Mississippi Delta Tamales
7 to 8 dozen tamales
Cooking Methodbraising, sauteeing, steaming
OccasionBuffet, Family Get-together, game day
Recipe Coursemain course, side dish
Dietary Considerationegg-free, gluten-free, lactose-free, peanut free, soy free, tree nut free
Taste and Texturemeaty, savory, spiced
- 6 to 8 pounds boneless pork shoulder, chuck roast, or chicken
- ¾ cup vegetable oil
- ¼ cup chili powder
- 2 tablespoons paprika
- 2 tablespoons kosher salt
- 1 tablespoon onion powder
- 1 tablespoon garlic powder
- 2 teaspoons black pepper
- 1 teaspoon cayenne pepper
- 1 teaspoon ground cumin
- 7 to 8 dozen corn husks
- 8 cups yellow cornmeal or masa mix
- 4 teaspoons baking powder
- 2 teaspoons salt
- 1 2/3 cups lard or vegetable shortening
- 6 to 8 cups of the broth from cooking the meat, warm
To make the meat filling:
Cut the meat into large chunks and place in a large, heavy pot. Cover with cold water. Bring to a boil over high heat. Cover the pot, reduce the heat to medium-low, and simmer until the meat is very tender, 2 to 2 ½ hours. Remove the meat and reserve the cooking liquid. When the meat is cool enough to handle, remove and discard any skin and large chunks of fat. Shred or dice the meat into small pieces. There should be 14 to 16 cups of meat. Heat the oil in a large, heavy pot over medium heat. Stir in the chili powder, paprika, salt, onion powder, garlic powder, black pepper, cayenne, and cumin. Add the meat and stir to coat with the oil and spices. Cook, stirring often, until the meat is warmed through, 7 to 10 minutes. Set aside.
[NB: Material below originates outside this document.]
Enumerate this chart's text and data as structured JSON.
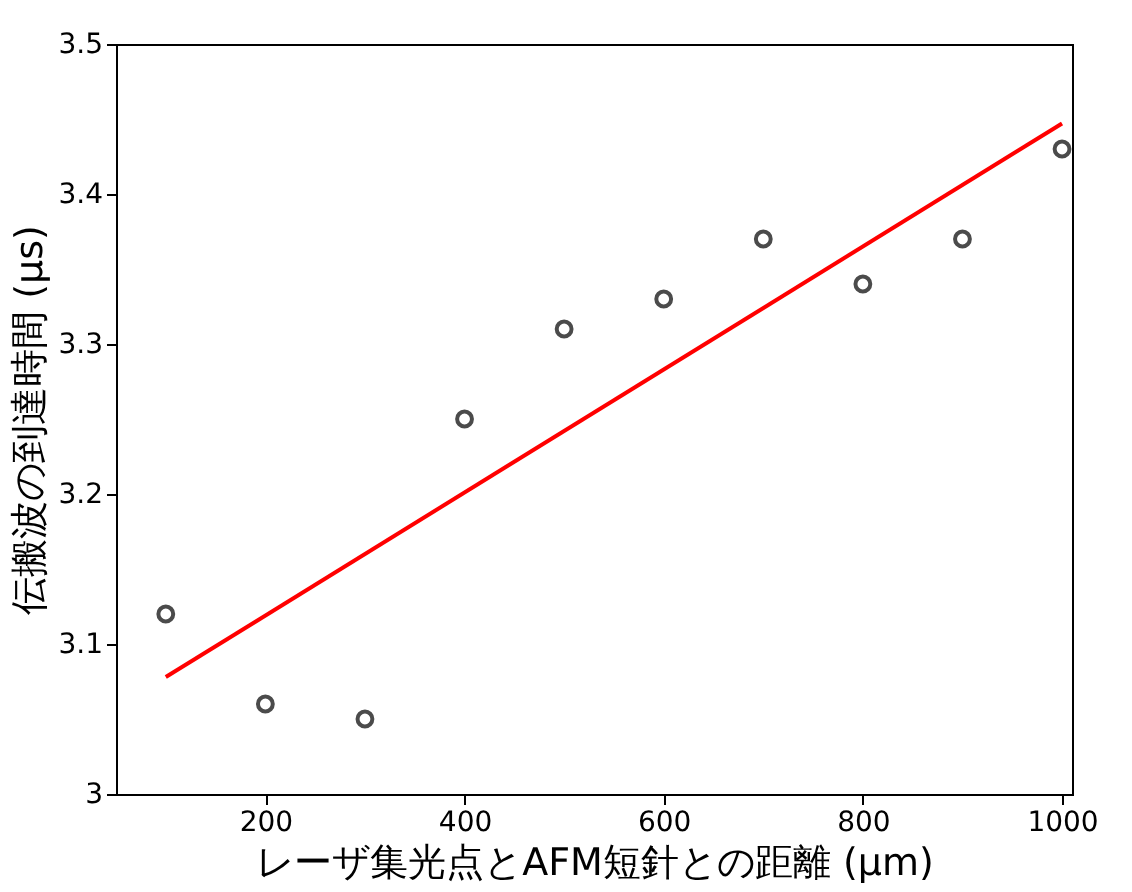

To prepare the corn husks: While the meat is cooking, soak the husks in a large bowl or sink of very warm water until they are soft and pliable, about 2 hours. Gently separate the husks into single leaves, trying not to tear them. Wash off any dust and discard any corn silks. Keep any shucks that split to the side, since two small pieces can be overlapped and used as one.
To make the cornmeal dough: Stir the cornmeal, baking powder, salt, and lard together in a large bowl until well blended. Gradually stir in enough warm broth to make soft, spongy dough that is the consistency of thick mashed potatoes. The dough should be quite moist, but not wet. Cover the bowl with a damp cloth.
To assemble the tamales: Remove a corn husk from the water and pat it dry. Lay the husk on a work surface. Spread about ¼ cup of the dough in an even layer across the wide end of the husk to within 1 inch of the edges. Spoon about 1 tablespoon of the meat filling in a line down the center of the dough. Roll the husk so that the dough surrounds the filling and forms a cylinder or package. Fold the bottom under to close the end and complete the package. Place the completed tamales in a single layer on a baking sheet. Repeat until all the dough and filling are used.
To cook the tamales:
To simmer: Stand the tamales upright, closed side down, in a large pot. Place enough tamales in the pot so that they do not fall over or come unrolled. Carefully fill the pot with enough water to come just to the top of the tamales, trying not to pour water directly into the tamales. Bring the water to a boil over high heat. Cover the pot, reduce the heat to medium-low, and simmer until the dough is firm and pulls away from the husk easily and cleanly, about 1 hour.
To steam: Stand the tamales upright, closed side down, in a large steamer basket. Cover the tamales with a damp towel or additional husks. Steam the tamales over simmering water until the dough is firm and pulls away from the husk easily and cleanly, 1 to 1¼ hours.
Serve the tamales warm, in their husks. Remove the husks to eat.